The issue here with IMG is manyfold:-
1) There is no potential infringement of IP until Apple sells a physical product with a GPU that they contend does not include any IMG IP. I don't for 1 second expect that to happen in this years iphone. So lets just say it is 2018.
2) There is a reasonable case to be made that given the extended use and highly embedded nature of IMG's IP into Apple's entire ios soc line since the very first iphone, that there may be some owness on Apple to provide some proof that their products are IMG IP free. Just to mention 1 aspect, PowerVR texture compression, has been the default texture compression used in ios apps since ios began. No one can decompress PowerVr texture compression unless they use IMG IP, it's their patented IP. If you use the algorthim, then you have to pay. If you don't use the algorthim, then ios apps that use PVRTC will not work. Apple would have to prove they have removed this from all apps that run on these new "non-IMG" GPUs. Perhaps they have some process that changes the likely 100Ks+ apps that use PVRTC and replaces those textures with a different texture compression. They can't do it inside the phone, as that would be infringing, the apps on the app store themselves would have to be changed. They also need to keep both type of apps on the app store. It is of course possible that as part of IOS11, they will demand that new apps no longer use PVRTC, not dis-similar to the demand that all apps are 32-bit. But as it stands, it is hard to see how they resolve this issue.
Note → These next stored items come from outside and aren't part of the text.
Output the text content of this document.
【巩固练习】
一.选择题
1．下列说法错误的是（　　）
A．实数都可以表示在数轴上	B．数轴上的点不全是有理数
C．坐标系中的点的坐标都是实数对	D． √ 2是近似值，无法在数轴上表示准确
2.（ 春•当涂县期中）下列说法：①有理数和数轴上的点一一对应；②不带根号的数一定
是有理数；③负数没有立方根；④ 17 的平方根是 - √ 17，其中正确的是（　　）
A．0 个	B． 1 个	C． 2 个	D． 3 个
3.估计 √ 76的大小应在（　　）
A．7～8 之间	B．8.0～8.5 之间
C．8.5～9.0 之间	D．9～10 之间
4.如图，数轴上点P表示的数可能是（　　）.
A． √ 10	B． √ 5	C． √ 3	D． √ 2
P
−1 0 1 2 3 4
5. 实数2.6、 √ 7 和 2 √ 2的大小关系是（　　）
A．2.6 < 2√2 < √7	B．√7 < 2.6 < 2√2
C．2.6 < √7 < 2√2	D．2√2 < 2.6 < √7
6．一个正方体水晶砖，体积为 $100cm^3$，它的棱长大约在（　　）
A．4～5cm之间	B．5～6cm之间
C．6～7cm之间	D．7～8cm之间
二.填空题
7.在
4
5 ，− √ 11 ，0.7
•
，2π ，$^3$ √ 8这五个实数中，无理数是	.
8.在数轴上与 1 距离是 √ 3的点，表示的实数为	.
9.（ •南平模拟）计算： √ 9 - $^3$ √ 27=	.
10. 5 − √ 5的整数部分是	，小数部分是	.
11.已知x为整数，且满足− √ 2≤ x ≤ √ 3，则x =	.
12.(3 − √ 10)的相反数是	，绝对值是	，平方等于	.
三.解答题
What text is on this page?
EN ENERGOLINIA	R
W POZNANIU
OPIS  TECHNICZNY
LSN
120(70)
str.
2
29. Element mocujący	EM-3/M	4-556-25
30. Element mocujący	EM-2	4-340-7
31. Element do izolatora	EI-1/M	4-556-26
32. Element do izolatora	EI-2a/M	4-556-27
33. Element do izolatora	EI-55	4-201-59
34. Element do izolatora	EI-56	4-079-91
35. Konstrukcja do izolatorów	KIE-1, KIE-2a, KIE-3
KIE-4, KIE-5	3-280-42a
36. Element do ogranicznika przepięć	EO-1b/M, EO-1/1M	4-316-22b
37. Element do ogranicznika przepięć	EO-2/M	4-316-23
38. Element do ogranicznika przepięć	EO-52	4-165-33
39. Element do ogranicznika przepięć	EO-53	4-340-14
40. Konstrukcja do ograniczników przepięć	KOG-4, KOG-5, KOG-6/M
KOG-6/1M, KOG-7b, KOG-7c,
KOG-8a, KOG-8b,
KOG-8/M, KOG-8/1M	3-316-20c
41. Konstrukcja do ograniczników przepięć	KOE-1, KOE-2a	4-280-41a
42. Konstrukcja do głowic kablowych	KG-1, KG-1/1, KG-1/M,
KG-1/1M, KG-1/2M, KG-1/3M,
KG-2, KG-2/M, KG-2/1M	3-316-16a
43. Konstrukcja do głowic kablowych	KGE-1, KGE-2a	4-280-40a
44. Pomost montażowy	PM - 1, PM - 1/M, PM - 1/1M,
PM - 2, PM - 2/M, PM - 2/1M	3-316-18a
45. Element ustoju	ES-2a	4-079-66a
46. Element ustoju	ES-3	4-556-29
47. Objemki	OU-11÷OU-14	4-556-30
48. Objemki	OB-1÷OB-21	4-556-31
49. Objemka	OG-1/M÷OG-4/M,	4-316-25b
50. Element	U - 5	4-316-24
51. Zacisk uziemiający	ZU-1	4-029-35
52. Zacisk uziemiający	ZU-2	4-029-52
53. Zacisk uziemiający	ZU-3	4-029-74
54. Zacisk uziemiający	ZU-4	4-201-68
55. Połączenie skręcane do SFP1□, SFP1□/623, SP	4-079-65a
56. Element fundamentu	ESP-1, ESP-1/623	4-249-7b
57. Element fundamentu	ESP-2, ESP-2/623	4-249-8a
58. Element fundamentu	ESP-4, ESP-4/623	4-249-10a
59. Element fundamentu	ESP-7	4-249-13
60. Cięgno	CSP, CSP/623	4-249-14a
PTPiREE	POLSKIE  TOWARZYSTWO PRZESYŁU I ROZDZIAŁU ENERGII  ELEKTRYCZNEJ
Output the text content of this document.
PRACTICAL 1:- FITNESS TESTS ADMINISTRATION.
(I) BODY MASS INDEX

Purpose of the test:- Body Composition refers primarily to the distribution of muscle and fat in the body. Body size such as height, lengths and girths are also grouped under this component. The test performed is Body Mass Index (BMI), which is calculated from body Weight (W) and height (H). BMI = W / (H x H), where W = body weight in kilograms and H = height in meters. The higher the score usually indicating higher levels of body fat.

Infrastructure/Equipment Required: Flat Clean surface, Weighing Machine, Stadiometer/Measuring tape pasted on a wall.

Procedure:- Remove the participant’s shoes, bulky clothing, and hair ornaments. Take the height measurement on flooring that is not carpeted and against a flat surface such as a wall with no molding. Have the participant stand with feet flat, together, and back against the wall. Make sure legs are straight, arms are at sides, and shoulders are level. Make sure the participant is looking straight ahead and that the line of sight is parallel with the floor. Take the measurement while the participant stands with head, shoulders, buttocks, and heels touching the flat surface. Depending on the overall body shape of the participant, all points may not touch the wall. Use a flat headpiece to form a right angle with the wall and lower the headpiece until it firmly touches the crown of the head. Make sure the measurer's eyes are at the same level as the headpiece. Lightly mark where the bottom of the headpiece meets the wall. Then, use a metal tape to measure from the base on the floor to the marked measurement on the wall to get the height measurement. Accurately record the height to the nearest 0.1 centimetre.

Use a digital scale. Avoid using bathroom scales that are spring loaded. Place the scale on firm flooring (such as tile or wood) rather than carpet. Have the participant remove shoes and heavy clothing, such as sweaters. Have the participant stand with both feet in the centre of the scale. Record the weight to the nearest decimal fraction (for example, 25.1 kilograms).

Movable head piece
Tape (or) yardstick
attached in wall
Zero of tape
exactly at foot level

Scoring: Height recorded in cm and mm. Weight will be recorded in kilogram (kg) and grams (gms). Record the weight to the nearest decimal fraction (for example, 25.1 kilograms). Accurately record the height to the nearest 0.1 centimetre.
3) IMG does not have the finanacial strength to contest something of this size. So take the lack of royalities that IMG is not getting whilst in dispute, add in the cost of a legal case, and IMG will be dead long before Apple has even taken a second glance at the situation. And Apple knows that. Thus the case for Apple abusing their power is not without merit.
4) It will be interesting if say someone with bigger pockets such as Samsung buys them (samsung has always wanted their own GPU division).